La casa de Omer y Na’ama no es lujosa. Bajo su techo viven nueve personas. La rutina con la que arrancaron en 2004 sigue siendo la misma en la actualidad. A las cinco todos están despiertos y se van a trabajar la tierra, inclusive los hijos adolescentes de la pareja. Los más chicos van a una escuela que queda cerca de Yitav. “Trabajamos muy duro, pero somos felices viendo cómo prosperan los cultivos, cómo crece y crece el verde”, dice David, el tercer hijo de los Atidya, en inglés, idioma que aprendió viendo televisión, al igual que lo hizo su mamá.
Cuesta imaginar que esta es una familia de vigilantes paramilitares. “¿Pero qué paramilitares vamos a ser?
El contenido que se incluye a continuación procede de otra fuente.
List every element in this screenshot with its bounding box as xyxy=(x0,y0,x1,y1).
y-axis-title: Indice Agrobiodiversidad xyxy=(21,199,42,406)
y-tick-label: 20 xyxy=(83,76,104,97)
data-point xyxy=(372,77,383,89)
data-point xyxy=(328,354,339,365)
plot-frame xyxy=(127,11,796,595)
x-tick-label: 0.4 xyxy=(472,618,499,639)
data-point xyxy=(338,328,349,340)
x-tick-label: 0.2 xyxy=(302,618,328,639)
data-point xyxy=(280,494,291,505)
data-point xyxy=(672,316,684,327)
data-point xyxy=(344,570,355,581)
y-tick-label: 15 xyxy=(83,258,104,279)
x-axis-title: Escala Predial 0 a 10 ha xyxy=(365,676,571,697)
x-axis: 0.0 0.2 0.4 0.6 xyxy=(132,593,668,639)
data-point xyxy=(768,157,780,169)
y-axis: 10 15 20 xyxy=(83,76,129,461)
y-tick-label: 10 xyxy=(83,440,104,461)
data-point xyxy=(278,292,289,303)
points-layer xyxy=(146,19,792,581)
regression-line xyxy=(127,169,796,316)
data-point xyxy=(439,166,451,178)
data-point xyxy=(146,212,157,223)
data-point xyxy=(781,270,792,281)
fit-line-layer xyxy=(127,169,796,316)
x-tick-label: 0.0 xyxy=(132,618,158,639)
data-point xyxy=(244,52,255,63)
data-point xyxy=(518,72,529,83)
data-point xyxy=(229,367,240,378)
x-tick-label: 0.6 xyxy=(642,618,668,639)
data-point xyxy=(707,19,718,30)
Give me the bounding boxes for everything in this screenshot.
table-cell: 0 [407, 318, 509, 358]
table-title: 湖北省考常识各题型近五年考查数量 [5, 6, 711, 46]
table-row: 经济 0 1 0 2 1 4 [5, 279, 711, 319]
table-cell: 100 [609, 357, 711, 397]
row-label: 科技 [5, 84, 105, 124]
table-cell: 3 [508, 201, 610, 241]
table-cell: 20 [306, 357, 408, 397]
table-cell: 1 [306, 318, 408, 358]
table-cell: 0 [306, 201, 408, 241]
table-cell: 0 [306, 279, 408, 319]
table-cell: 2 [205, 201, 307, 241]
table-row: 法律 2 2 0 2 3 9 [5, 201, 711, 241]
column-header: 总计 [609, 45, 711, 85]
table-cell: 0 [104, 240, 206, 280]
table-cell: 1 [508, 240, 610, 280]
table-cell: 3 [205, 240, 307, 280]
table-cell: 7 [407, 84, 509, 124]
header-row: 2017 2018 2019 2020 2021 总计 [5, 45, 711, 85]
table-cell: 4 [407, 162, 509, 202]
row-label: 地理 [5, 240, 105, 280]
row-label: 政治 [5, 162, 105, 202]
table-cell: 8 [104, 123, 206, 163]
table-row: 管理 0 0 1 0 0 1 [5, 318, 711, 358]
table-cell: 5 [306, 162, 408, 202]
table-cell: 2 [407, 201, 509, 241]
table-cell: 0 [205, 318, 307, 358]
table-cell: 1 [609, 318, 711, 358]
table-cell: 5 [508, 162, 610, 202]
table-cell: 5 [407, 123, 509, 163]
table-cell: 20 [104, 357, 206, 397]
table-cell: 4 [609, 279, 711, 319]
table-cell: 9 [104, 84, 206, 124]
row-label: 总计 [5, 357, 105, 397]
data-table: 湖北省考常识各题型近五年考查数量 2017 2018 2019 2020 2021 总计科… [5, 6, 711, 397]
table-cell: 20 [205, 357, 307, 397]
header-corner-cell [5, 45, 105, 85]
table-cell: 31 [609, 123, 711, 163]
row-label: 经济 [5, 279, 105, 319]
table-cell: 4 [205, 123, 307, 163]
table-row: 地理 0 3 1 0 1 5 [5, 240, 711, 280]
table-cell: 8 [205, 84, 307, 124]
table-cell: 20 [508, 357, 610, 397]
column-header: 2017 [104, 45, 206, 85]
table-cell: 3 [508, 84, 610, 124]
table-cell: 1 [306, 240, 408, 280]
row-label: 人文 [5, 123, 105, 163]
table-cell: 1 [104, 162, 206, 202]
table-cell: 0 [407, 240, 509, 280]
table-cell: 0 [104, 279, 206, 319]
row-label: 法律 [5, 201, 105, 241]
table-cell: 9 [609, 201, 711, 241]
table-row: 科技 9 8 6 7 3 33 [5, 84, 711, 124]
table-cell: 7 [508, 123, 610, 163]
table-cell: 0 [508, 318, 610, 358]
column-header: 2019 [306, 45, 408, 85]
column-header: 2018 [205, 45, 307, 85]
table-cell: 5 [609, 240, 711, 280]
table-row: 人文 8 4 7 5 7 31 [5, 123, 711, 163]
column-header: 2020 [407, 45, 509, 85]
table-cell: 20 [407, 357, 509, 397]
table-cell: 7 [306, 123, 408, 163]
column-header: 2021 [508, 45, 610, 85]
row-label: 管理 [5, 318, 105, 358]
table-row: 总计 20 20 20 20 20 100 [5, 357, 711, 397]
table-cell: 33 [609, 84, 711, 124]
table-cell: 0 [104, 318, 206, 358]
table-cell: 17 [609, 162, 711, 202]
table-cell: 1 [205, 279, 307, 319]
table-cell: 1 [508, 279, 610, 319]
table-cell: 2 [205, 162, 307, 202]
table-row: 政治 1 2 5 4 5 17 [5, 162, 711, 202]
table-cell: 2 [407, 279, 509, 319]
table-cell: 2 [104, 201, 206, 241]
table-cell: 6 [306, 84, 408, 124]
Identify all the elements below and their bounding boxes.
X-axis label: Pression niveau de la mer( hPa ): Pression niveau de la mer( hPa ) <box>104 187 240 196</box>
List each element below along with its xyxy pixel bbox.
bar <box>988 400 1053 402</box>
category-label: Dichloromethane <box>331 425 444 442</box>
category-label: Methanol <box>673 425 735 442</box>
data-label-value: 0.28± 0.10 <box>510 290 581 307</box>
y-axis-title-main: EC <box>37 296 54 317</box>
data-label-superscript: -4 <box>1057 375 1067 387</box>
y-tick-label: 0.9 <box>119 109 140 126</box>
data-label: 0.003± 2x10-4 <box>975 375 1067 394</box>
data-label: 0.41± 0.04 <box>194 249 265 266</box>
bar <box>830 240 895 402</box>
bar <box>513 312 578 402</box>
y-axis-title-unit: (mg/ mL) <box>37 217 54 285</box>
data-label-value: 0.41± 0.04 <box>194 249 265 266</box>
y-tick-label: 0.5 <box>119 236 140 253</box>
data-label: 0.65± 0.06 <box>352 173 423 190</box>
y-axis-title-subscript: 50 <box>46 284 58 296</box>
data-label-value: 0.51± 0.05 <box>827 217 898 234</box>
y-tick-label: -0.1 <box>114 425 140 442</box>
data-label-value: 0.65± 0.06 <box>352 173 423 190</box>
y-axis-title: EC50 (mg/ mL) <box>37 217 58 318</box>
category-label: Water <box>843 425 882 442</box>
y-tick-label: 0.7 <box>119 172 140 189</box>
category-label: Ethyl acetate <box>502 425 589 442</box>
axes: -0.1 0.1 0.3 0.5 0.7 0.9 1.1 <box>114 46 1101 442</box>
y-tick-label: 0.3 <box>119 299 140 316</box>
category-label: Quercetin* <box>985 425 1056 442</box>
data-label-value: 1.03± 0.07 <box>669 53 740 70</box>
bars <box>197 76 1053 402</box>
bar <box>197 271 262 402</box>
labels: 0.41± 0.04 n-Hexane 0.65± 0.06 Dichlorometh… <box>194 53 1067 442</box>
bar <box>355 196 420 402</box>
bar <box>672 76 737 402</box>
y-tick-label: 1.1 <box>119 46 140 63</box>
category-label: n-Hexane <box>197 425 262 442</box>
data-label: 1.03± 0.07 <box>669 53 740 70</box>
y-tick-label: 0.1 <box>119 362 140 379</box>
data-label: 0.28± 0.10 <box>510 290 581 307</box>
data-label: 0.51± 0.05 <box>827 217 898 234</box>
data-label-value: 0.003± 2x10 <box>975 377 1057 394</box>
Cuando unos palestinos nos robaron unas ovejas, la situación la resolvió Omer a puños, no con armas. No somos de extrema derecha como nos venden. Ni siquiera odiamos a los palestinos, pero que quede claro que estamos dispuestos a defender todo esto con nuestras vidas. Hay una realidad y esa es que ellos los enseñan a odiarnos, los educan para matarnos, el famoso ‘del río al mar’ (la frase que suelen usar y gritar los palestinos y sus defensores en alusión a borrar a Israel del mapa)”, indica Na’ama.

Einot Kedem está enquistado en la Franja de Cisjordania, en la zona C, que, aunque es territorio palestino, es controlado por Israel. Los palestinos pueden circular tranquilamente por la zona y lo suelen hacer en sus vehículos particulares, que se diferencian por tener matrícula de color blanco, contraria a la amarilla de los carros israelíes. En cambio, los israelíes tienen prohibido ingresar a la zona A. Unos enormes carteles amarillos advierten: “Prohibido el ingreso de ciudadanos israelíes”. Metros después aparecen unos carteles rojos enormes realizando advertencias en árabe. Es bastante intimidante.
Aunque el valle vive hoy en relativa tranquilidad, ocasionalmente se producen incidentes. Hace un par de meses, un árabe abrió fuego contra un carro de matrícula amarilla. “Irónicamente, hirió a un judío de extrema radical izquierda, de esos que dicen que nosotros somos unos paramilitares”, dice Na’ama.
“Nosotros no somos personas violentas, somos personas de paz, tratamos la tierra con amor. La tierra responde a la energía de sus habitantes. Miren el reverdecimiento de este lugar y miren cómo estaba con los palestinos, desolada. Es tan sencillo como esto: la forma como una cultura trata a una mujer es la forma como trata la tierra”, explica Na’ama mientras se sienta en una silla en la terraza trasera de su casa para fumarse un cigarrillo.
Hace unos años, Omer y Na’ama se acercaron a Abu Ismail, un beduino muy reconocido en la región, para trabajar con él e incorporar a los árabes al proceso de construir oportunidades para todos. “Un día se desapareció. No volvió a hablarnos. Tiempo después nos mandó a decir que, si lo veían con nosotros, lo mataban a él y a su familia”.
“Los palestinos no quieren nada con nosotros. Nos quieren muertos, pero esta es nuestra tierra”, concluye Na’ama antes de despedirse para ir al campo de mangos.